Nermina Alimanovic and Elvir Islamovic allege that when the airbag in their 2012 Mercedes-Benz C-250 ruptured during a collision in November, it sent shrapnel into their faces and bodies.
Automakers continue to face legal claims tied to airbags produced by Japan’s Takata Corp. Its series of airbag recalls led to the company filing for bankruptcy in 2017 and spurred lawsuits by consumers and accident victims. The airbags can malfunction and send shards of metal at drivers and passengers.
“This is apparently the first rupture case confirmed against Mercedes,” said Andrew Felix, attorney for the plaintiffs. “Mercedes for years has told consumers that this would not be a problem because their airbags would not rupture.”

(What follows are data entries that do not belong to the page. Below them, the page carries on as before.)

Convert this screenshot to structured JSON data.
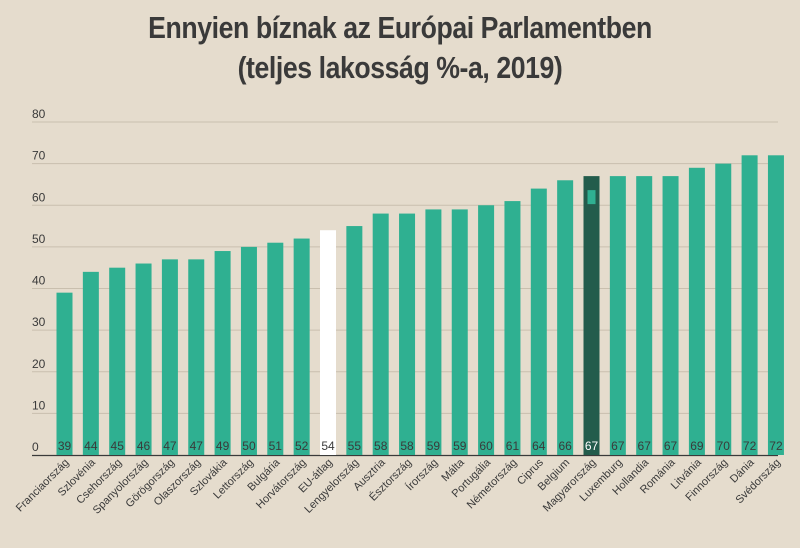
{
  "chart_data": {
    "type": "bar",
    "title": "Ennyien bíznak az Európai Parlamentben",
    "subtitle": "(teljes lakosság %-a, 2019)",
    "xlabel": "",
    "ylabel": "",
    "ylim": [
      0,
      80
    ],
    "yticks": [
      0,
      10,
      20,
      30,
      40,
      50,
      60,
      70,
      80
    ],
    "grid": true,
    "categories": [
      "Franciaország",
      "Szlovénia",
      "Csehország",
      "Spanyolország",
      "Görögország",
      "Olaszország",
      "Szlovákia",
      "Lettország",
      "Bulgária",
      "Horvátország",
      "EU-átlag",
      "Lengyelország",
      "Ausztria",
      "Észtország",
      "Írország",
      "Málta",
      "Portugália",
      "Németország",
      "Ciprus",
      "Belgium",
      "Magyarország",
      "Luxemburg",
      "Hollandia",
      "Románia",
      "Litvánia",
      "Finnország",
      "Dánia",
      "Svédország"
    ],
    "values": [
      39,
      44,
      45,
      46,
      47,
      47,
      49,
      50,
      51,
      52,
      54,
      55,
      58,
      58,
      59,
      59,
      60,
      61,
      64,
      66,
      67,
      67,
      67,
      67,
      69,
      70,
      72,
      72
    ],
    "colors": {
      "default": "#2fb091",
      "eu_average": "#ffffff",
      "highlight": "#235c4c",
      "highlight_marker": "#2fb091",
      "grid": "#c9bfae"
    },
    "highlight_category": "Magyarország",
    "average_category": "EU-átlag"
  }
}
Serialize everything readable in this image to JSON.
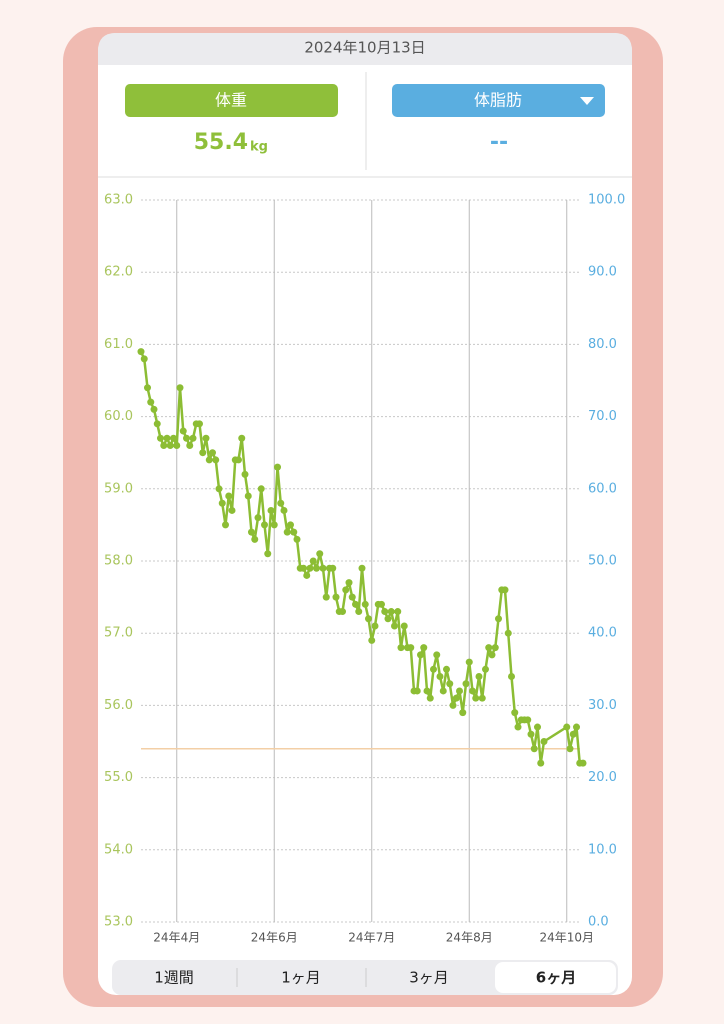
{
  "header": {
    "date": "2024年10月13日"
  },
  "metrics": {
    "weight": {
      "button": "体重",
      "value": "55.4",
      "unit": "kg"
    },
    "body_fat": {
      "button": "体脂肪",
      "value": "--"
    }
  },
  "tabs": [
    "1週間",
    "1ヶ月",
    "3ヶ月",
    "6ヶ月"
  ],
  "chart_data": {
    "type": "line",
    "color": "#8cbd34",
    "x": [
      0,
      1,
      2,
      3,
      4,
      5,
      6,
      7,
      8,
      9,
      10,
      11,
      12,
      13,
      14,
      15,
      16,
      17,
      18,
      19,
      20,
      21,
      22,
      23,
      24,
      25,
      26,
      27,
      28,
      29,
      30,
      31,
      32,
      33,
      34,
      35,
      36,
      37,
      38,
      39,
      40,
      41,
      42,
      43,
      44,
      45,
      46,
      47,
      48,
      49,
      50,
      51,
      52,
      53,
      54,
      55,
      56,
      57,
      58,
      59,
      60,
      61,
      62,
      63,
      64,
      65,
      66,
      67,
      68,
      69,
      70,
      71,
      72,
      73,
      74,
      75,
      76,
      77,
      78,
      79,
      80,
      81,
      82,
      83,
      84,
      85,
      86,
      87,
      88,
      89,
      90,
      91,
      92,
      93,
      94,
      95,
      96,
      97,
      98,
      99,
      100,
      101,
      102,
      103,
      104,
      105,
      106,
      107,
      108,
      109,
      110,
      111,
      112,
      113,
      114,
      115,
      116,
      117,
      118,
      119,
      120,
      121,
      122,
      123,
      124,
      131,
      132,
      133,
      134,
      135,
      136
    ],
    "values": [
      60.9,
      60.8,
      60.4,
      60.2,
      60.1,
      59.9,
      59.7,
      59.6,
      59.7,
      59.6,
      59.7,
      59.6,
      60.4,
      59.8,
      59.7,
      59.6,
      59.7,
      59.9,
      59.9,
      59.5,
      59.7,
      59.4,
      59.5,
      59.4,
      59.0,
      58.8,
      58.5,
      58.9,
      58.7,
      59.4,
      59.4,
      59.7,
      59.2,
      58.9,
      58.4,
      58.3,
      58.6,
      59.0,
      58.5,
      58.1,
      58.7,
      58.5,
      59.3,
      58.8,
      58.7,
      58.4,
      58.5,
      58.4,
      58.3,
      57.9,
      57.9,
      57.8,
      57.9,
      58.0,
      57.9,
      58.1,
      57.9,
      57.5,
      57.9,
      57.9,
      57.5,
      57.3,
      57.3,
      57.6,
      57.7,
      57.5,
      57.4,
      57.3,
      57.9,
      57.4,
      57.2,
      56.9,
      57.1,
      57.4,
      57.4,
      57.3,
      57.2,
      57.3,
      57.1,
      57.3,
      56.8,
      57.1,
      56.8,
      56.8,
      56.2,
      56.2,
      56.7,
      56.8,
      56.2,
      56.1,
      56.5,
      56.7,
      56.4,
      56.2,
      56.5,
      56.3,
      56.0,
      56.1,
      56.2,
      55.9,
      56.3,
      56.6,
      56.2,
      56.1,
      56.4,
      56.1,
      56.5,
      56.8,
      56.7,
      56.8,
      57.2,
      57.6,
      57.6,
      57.0,
      56.4,
      55.9,
      55.7,
      55.8,
      55.8,
      55.8,
      55.6,
      55.4,
      55.7,
      55.2,
      55.5,
      55.7,
      55.4,
      55.6,
      55.7,
      55.2,
      55.2
    ],
    "target": 55.4,
    "target_color": "#f3cfa6",
    "xlim": [
      0,
      136
    ],
    "xticks": [
      {
        "value": 11,
        "label": "24年4月"
      },
      {
        "value": 41,
        "label": "24年6月"
      },
      {
        "value": 71,
        "label": "24年7月"
      },
      {
        "value": 101,
        "label": "24年8月"
      },
      {
        "value": 131,
        "label": "24年10月"
      }
    ],
    "ylim": [
      53,
      63
    ],
    "yticks": [
      {
        "value": 53,
        "label": "53.0"
      },
      {
        "value": 54,
        "label": "54.0"
      },
      {
        "value": 55,
        "label": "55.0"
      },
      {
        "value": 56,
        "label": "56.0"
      },
      {
        "value": 57,
        "label": "57.0"
      },
      {
        "value": 58,
        "label": "58.0"
      },
      {
        "value": 59,
        "label": "59.0"
      },
      {
        "value": 60,
        "label": "60.0"
      },
      {
        "value": 61,
        "label": "61.0"
      },
      {
        "value": 62,
        "label": "62.0"
      },
      {
        "value": 63,
        "label": "63.0"
      }
    ],
    "y2lim": [
      0,
      100
    ],
    "y2ticks": [
      {
        "value": 0,
        "label": "0.0"
      },
      {
        "value": 10,
        "label": "10.0"
      },
      {
        "value": 20,
        "label": "20.0"
      },
      {
        "value": 30,
        "label": "30.0"
      },
      {
        "value": 40,
        "label": "40.0"
      },
      {
        "value": 50,
        "label": "50.0"
      },
      {
        "value": 60,
        "label": "60.0"
      },
      {
        "value": 70,
        "label": "70.0"
      },
      {
        "value": 80,
        "label": "80.0"
      },
      {
        "value": 90,
        "label": "90.0"
      },
      {
        "value": 100,
        "label": "100.0"
      }
    ],
    "grid": true
  }
}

Daimler believes the lawsuit is without merit and intends to “vigorously” defend against it, the automaker said in an emailed statement. It has been one of the least-affected companies by the Takata saga. Of the roughly 1.26 million recalled Takata airbags in Mercedes-Benz cars, about 60% have been fixed, according to figures from U.S. regulators.
At least 24 deaths and 240 injuries have been linked to defective Takata airbags, the plaintiffs said in the complaint. The incidents date back to at least 2003 and involve vehicles made by Acura, BMW, Chevrolet, Honda, Mazda, Subaru, and Toyota, the plaintiffs said.
Daimler “knew about the Takata airbag inflator’s defectively dangerous condition for several years prior to the incident that forms the basis of this lawsuit,” the plaintiffs allege.
Felix said his 25 year-old client, Alimanovic, was in the passenger seat and suffered a brain injury and lost an eye due to the airbag rupture. “She’s mentally and physically scarred,” Felix said. “This whole defect was preventable.”
In February 2016, Daimler announced a recall of about 705,000 Mercedes cars and about 136,000 Daimler vans in the U.S. due to issues with Takata airbags.